3. The Quality Standard: ISO

International Organization for Standardization


ISO does not write laws; they write the "Gold Standard" for how things should be done. While JARUS and ICAO talk to regulators, ISO talks to the industry.


  • Their Role: They create voluntary standards for manufacturing, operations, and training (specifically ISO 21384-3 for procedures and ISO 23665 for training).

  • Influence on TC: Transport Canada regulations are often "performance-based." This means TC tells you what to achieve (e.g., "Ensure the pilot is competent"), but not exactly how to do it. ISO fills that gap.

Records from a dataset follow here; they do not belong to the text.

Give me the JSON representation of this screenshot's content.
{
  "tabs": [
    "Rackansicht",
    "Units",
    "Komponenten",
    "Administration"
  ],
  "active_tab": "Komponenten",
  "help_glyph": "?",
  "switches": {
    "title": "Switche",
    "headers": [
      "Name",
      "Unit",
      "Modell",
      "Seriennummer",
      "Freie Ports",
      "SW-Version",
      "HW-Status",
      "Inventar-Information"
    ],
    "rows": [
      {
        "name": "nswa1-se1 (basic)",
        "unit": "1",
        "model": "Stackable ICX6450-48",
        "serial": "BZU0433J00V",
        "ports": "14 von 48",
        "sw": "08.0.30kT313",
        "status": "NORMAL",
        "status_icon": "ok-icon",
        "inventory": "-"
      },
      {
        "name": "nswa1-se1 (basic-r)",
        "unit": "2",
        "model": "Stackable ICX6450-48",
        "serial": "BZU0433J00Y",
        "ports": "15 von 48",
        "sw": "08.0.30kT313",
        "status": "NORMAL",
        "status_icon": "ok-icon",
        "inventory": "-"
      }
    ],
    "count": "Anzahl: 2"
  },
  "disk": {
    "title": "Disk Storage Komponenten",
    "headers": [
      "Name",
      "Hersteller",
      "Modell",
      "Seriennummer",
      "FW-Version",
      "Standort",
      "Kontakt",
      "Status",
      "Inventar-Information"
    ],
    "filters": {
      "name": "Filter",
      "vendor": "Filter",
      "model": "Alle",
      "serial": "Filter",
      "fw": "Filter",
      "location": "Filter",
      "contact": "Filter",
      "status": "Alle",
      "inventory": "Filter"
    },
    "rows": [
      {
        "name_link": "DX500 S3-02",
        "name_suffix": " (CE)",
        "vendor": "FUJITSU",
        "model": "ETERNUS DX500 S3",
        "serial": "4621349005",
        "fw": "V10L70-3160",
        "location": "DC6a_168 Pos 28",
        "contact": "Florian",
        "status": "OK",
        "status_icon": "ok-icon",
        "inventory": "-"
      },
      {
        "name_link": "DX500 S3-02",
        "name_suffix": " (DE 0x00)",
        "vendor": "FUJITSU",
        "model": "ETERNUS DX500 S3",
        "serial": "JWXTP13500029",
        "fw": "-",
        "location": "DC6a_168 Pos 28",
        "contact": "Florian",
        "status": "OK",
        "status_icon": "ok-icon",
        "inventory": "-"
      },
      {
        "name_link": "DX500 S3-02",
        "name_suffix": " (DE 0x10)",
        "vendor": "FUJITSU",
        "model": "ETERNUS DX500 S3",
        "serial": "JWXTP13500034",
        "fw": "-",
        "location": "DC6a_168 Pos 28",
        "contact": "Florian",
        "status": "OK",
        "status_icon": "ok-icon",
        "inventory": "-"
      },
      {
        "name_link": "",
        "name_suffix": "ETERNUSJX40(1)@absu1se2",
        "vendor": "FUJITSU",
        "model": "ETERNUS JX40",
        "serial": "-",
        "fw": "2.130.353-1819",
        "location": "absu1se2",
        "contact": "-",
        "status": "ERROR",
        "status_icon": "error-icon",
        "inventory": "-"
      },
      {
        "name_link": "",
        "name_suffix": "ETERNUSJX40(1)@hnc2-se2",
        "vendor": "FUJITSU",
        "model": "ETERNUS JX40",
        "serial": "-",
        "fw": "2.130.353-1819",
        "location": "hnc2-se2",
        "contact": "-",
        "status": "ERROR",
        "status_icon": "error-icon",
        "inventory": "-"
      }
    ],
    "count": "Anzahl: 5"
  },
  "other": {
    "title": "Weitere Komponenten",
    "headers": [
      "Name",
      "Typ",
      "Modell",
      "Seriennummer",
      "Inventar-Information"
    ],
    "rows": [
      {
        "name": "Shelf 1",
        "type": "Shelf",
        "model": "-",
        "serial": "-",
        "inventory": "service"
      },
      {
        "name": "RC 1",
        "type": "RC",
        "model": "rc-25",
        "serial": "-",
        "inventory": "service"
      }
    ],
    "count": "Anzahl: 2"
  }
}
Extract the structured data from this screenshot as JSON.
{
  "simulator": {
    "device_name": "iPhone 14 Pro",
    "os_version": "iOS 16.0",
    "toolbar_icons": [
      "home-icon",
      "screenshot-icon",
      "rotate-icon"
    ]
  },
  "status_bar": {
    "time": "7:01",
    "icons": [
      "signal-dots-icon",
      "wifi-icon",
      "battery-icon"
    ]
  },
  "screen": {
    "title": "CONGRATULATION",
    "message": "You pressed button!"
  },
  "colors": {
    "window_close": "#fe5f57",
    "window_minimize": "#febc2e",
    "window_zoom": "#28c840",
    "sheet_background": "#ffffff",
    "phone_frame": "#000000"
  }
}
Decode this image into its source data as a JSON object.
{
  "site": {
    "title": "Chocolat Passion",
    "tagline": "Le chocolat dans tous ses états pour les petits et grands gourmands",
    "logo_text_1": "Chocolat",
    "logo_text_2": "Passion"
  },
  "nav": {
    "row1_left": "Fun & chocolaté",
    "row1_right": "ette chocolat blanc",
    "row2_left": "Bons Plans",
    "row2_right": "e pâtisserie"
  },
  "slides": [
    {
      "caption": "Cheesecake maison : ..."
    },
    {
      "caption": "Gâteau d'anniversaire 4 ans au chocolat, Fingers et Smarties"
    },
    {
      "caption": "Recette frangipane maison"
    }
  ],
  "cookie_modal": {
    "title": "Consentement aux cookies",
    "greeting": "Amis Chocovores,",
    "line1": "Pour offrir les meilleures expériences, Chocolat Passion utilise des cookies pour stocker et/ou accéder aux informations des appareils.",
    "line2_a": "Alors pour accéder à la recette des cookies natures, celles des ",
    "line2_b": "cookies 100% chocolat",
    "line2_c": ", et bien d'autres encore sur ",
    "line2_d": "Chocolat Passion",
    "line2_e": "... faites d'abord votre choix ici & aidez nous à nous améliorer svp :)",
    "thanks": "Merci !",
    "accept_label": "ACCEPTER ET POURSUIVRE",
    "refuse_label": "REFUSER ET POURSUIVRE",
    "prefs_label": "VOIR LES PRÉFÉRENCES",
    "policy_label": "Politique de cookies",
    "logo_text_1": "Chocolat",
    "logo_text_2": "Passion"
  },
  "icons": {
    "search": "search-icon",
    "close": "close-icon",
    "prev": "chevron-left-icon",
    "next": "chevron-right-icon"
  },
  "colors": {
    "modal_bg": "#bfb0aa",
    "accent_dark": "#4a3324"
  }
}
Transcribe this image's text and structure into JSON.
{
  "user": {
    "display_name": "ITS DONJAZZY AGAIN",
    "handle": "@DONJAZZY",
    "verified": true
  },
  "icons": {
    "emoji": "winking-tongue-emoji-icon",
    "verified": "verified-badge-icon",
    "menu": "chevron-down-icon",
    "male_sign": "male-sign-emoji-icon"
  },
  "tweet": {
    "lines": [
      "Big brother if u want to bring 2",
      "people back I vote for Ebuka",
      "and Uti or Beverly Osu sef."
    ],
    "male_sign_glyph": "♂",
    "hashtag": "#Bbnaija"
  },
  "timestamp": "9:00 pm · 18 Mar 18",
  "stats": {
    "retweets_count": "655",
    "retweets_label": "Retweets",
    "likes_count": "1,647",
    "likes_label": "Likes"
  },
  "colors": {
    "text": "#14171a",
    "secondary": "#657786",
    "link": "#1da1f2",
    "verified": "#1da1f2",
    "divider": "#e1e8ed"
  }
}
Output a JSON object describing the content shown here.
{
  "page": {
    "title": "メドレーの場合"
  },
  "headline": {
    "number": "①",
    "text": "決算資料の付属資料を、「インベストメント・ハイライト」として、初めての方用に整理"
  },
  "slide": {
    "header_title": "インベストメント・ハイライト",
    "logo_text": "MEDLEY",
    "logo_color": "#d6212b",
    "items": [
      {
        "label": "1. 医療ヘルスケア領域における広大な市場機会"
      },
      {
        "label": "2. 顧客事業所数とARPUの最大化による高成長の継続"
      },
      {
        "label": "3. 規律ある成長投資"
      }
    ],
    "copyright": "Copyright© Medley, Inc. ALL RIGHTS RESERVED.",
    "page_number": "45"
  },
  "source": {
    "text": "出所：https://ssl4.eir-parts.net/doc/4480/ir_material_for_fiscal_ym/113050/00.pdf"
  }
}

  • The Training Link: When an RPAS Training School says they are "ISO Compliant," they are telling Transport Canada, "We don't just meet the minimums; we follow a globally recognized rigorous structure." As we move toward RPAS Operator Certificates (RPOC), citing ISO standards in your operations manual is a powerful way to prove to TC that your organization is professional and safe.


4. The Lawmaker: Transport Canada (TC)

Civil Aviation Directorate


The "Boss." Transport Canada takes the high-level goals from ICAO, the risk methodologies from JARUS, and the operational realities of Canada’s geography to write the CARs.


  • The Synthesis:

    • CARs Part IX is the legal text you must follow.

    • TP 15263 is the knowledge requirement for pilots.

    • Advisory Circulars (ACs) are the guidance documents that often translate those complex JARUS/ICAO concepts into plain English for Canadian operators.


How They All Connect (The "Why")


Why does this matter to a pilot on the ground? Because the industry is moving from "Prescriptive" rules (do exactly X) to "Performance" rules (prove you can do X safely).

Organization

The Function

The Output

How it hits your Logbook

ICAO

Harmonization

SARPs (Standards)

Ensures your license definitions match global norms.

JARUS

Risk Method

SORA

The logic used to approve your SFOC / BVLOS permit.

ISO

Quality Assurance

ISO 21384 / 23665

The "Best Practices" you put in your Ops Manual to get approved.

Transport Canada

Enforcement

CARs Part IX

The actual regulation you fly by every day.

The Bottom Line


When you are writing your SOPs (Standard Operating Procedures) or applying for an SFOC, you aren't just satisfying a bureaucrat in Ottawa. You are participating in a global safety framework.




Operators who align their manuals with ISO standards and understand the JARUS risk models will find their path to regulatory approval much smoother than those who simply try to do the bare minimum required by the CARs.